How Lawyers, Grassley Staff Tangled Over Testimony by Second Kavanaugh Accuser
Troy Worden /
Senate Judiciary Chairman Charles Grassley went out of his way to arrange for a second accuser of Supreme Court nominee Brett Kavanaugh to testify, a Wall Street Journal commentator argues in a series of tweets.
In her tweets Tuesday, Kimberley Strassel described an email exchange over several days between Grassley’s Judiciary Committee staff and lawyers for Deborah Ramirez.
1) Breaking: So Debra Ramirez's attorney, John Clune, went on CNN's Anderson Cooper 360 tonight. In interview, he accuses "game playing" by "majority party" with regards her testimony. But read the emails that have gone back and forth (I have), and that is downright false
— Kimberley Strassel (@KimStrassel) September 26, 2018
But a lawyer for Ramirez, John Clune, disputed the account Tuesday on CNN’s “Anderson Cooper 360.”
Clune accused the “majority party,” Republicans, of “game playing” in efforts to set up a date for Ramirez, 53, to testify.
Clune said the committee blew off a scheduled call with Ramirez, who alleged in a New Yorker article published Sunday that Kavanaugh exposed himself to her during a party when they were both students at Yale College. No one has corroborated her account.
“We got on the phone and only the minority party showed,” Clune told Cooper on his CNN show.
“Every time we try to set up a phone call, the majority party either change the rules of the phone call or they want additional information as a precondition for even having a phone call with us,” he said.
Strassel disputed Clune’s characterization. Her series of tweets described the email exchange between Ramirez’s lawyers and committee staff.
Republican committee staff sent an email to Ramirez’s lawyers Sunday afternoon, the day The New Yorker published its story, Strassel writes. She gives this account:
Ramirez’s lawyers respond Monday, demanding an FBI investigation of the allegations and suggesting a call to discuss a possible in-person interview with Ramirez, “on appropriate terms.”
Throughout Monday the committee requests evidence of Ramirez’s claims.

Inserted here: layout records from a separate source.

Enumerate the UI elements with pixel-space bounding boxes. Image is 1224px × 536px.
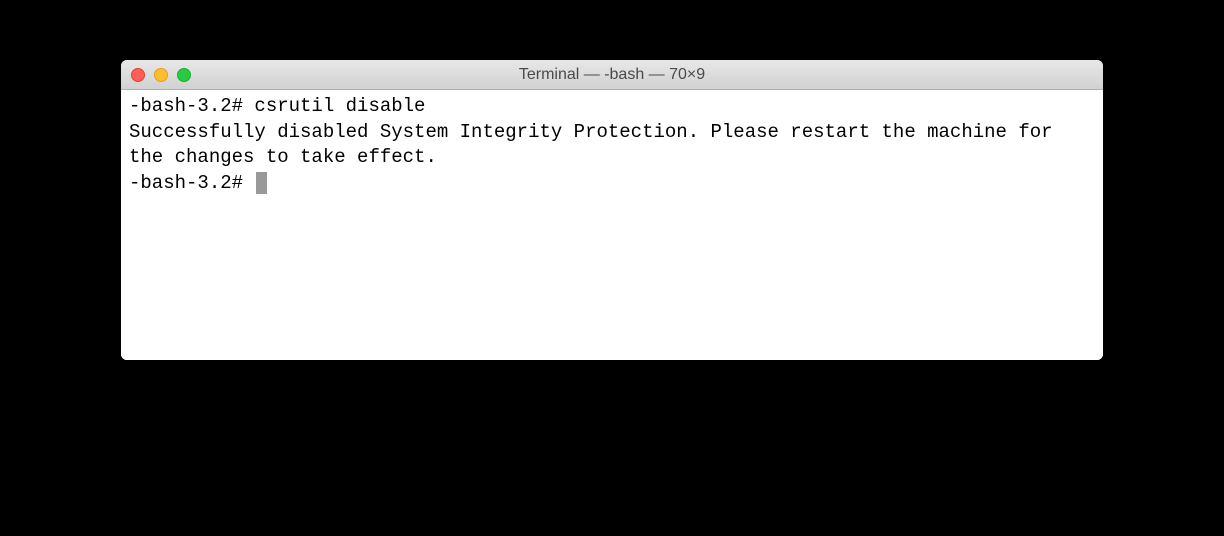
titlebar[interactable]: Terminal — -bash — 70×9 xyxy=(121,60,1103,90)
terminal-content[interactable]: -bash-3.2# csrutil disableSuccessfully d… xyxy=(121,90,1103,360)
minimize-button[interactable] xyxy=(154,68,168,82)
terminal-line: -bash-3.2# csrutil disable xyxy=(129,94,1095,120)
terminal-output: Successfully disabled System Integrity P… xyxy=(129,120,1095,171)
close-button[interactable] xyxy=(131,68,145,82)
zoom-button[interactable] xyxy=(177,68,191,82)
traffic-lights xyxy=(131,68,191,82)
terminal-window: Terminal — -bash — 70×9 -bash-3.2# csrut… xyxy=(121,60,1103,360)
cursor xyxy=(256,172,267,194)
terminal-prompt: -bash-3.2# xyxy=(129,172,254,194)
window-title: Terminal — -bash — 70×9 xyxy=(121,66,1103,84)
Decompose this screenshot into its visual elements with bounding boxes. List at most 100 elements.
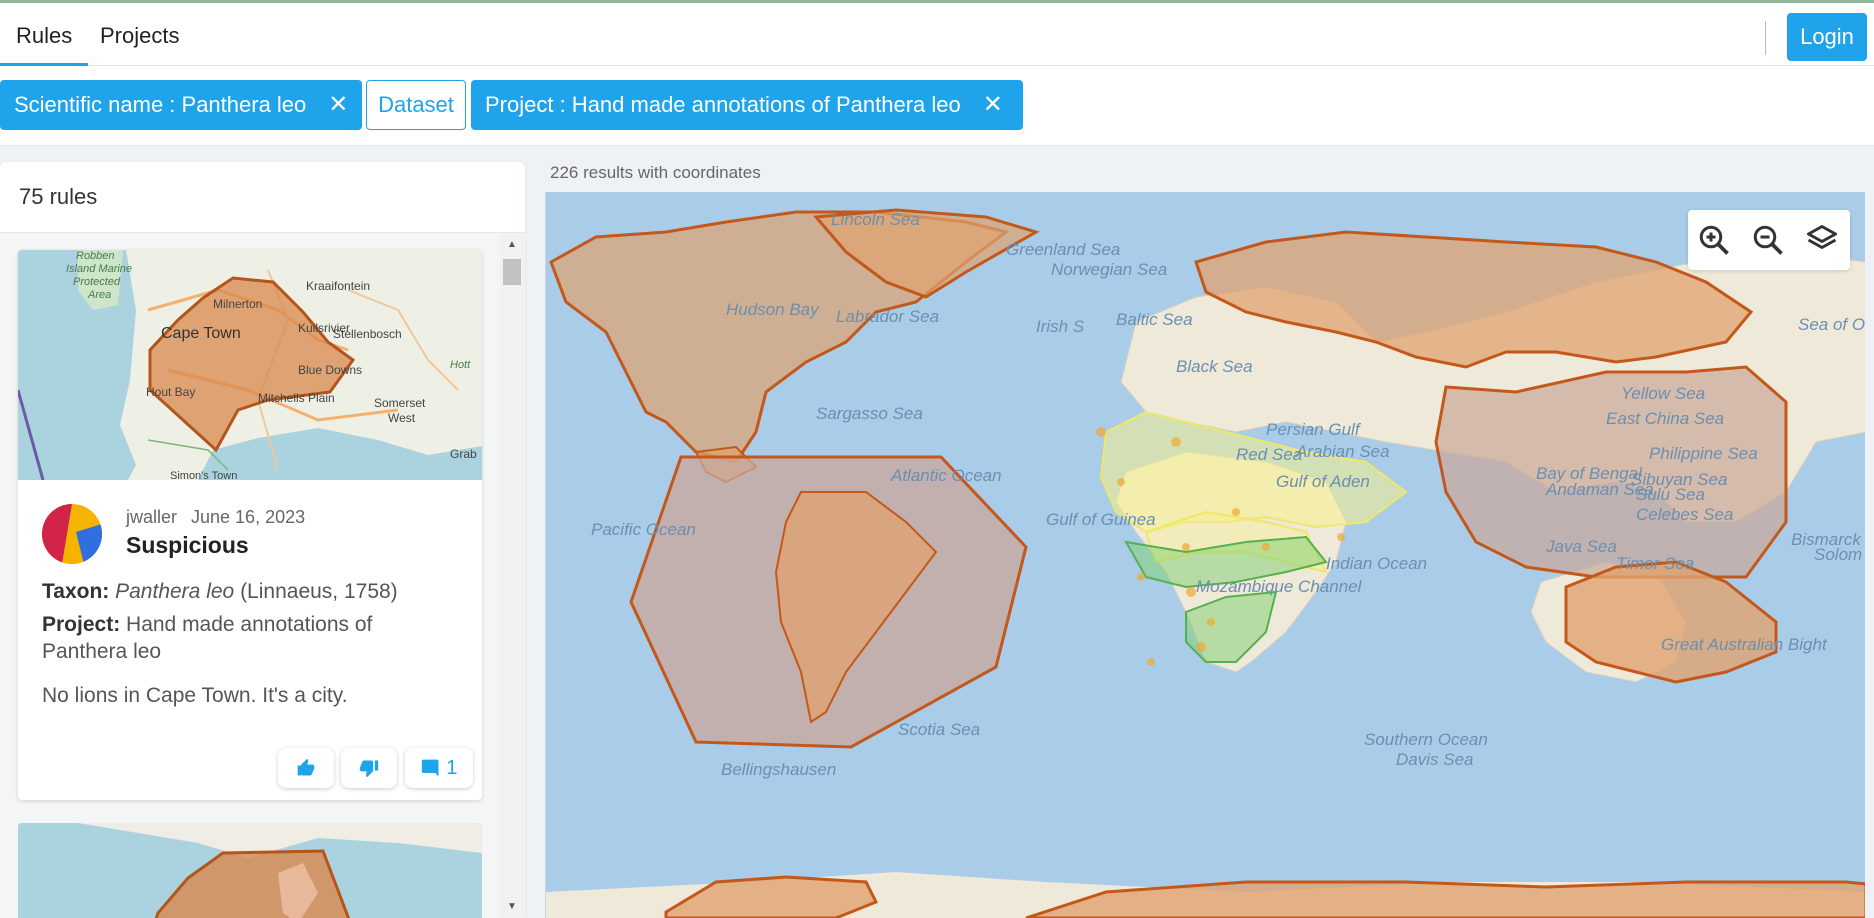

Her lawyers respond with repeated calls for the FBI to get involved. The only evidence they cite is the New Yorker article.
On Tuesday, Ramirez’s lawyers again fail to provide evidence, but move a conference call to the end of the day. Republicans respond with more inquiries about evidence and possible future testimony before agreeing to a call.
At this point, Strassel recounts, Democrats’ staff intervene in the exchange to apologize for Republicans’ “preconditions” and offer to put Ramirez’s lawyers in touch with the FBI and set up a conference call.
A few hours later, Republican staff send their sixth request for some kind of statement or further information, at which point Clune goes on CNN.
“This is a serious accusation,” Strassel wrote on Twitter:
No law enforcement would commence investigation without such [a] statement—this is [a] basic request, in line with any committee probe. Yet every polite request for [a] basic on record statement is ignored, rebuffed, delayed, denied. [The] GOP has bent backwards.
“Blaming us for being noncooperative is just flat out not consistent with how things have gone and what the emails show,” Clune said on CNN, responding to claims that Ramirez was being purposely evasive.
Media contacts for the committee and in Grassley’s office did not respond to phone calls from The Daily Signal asking for comment.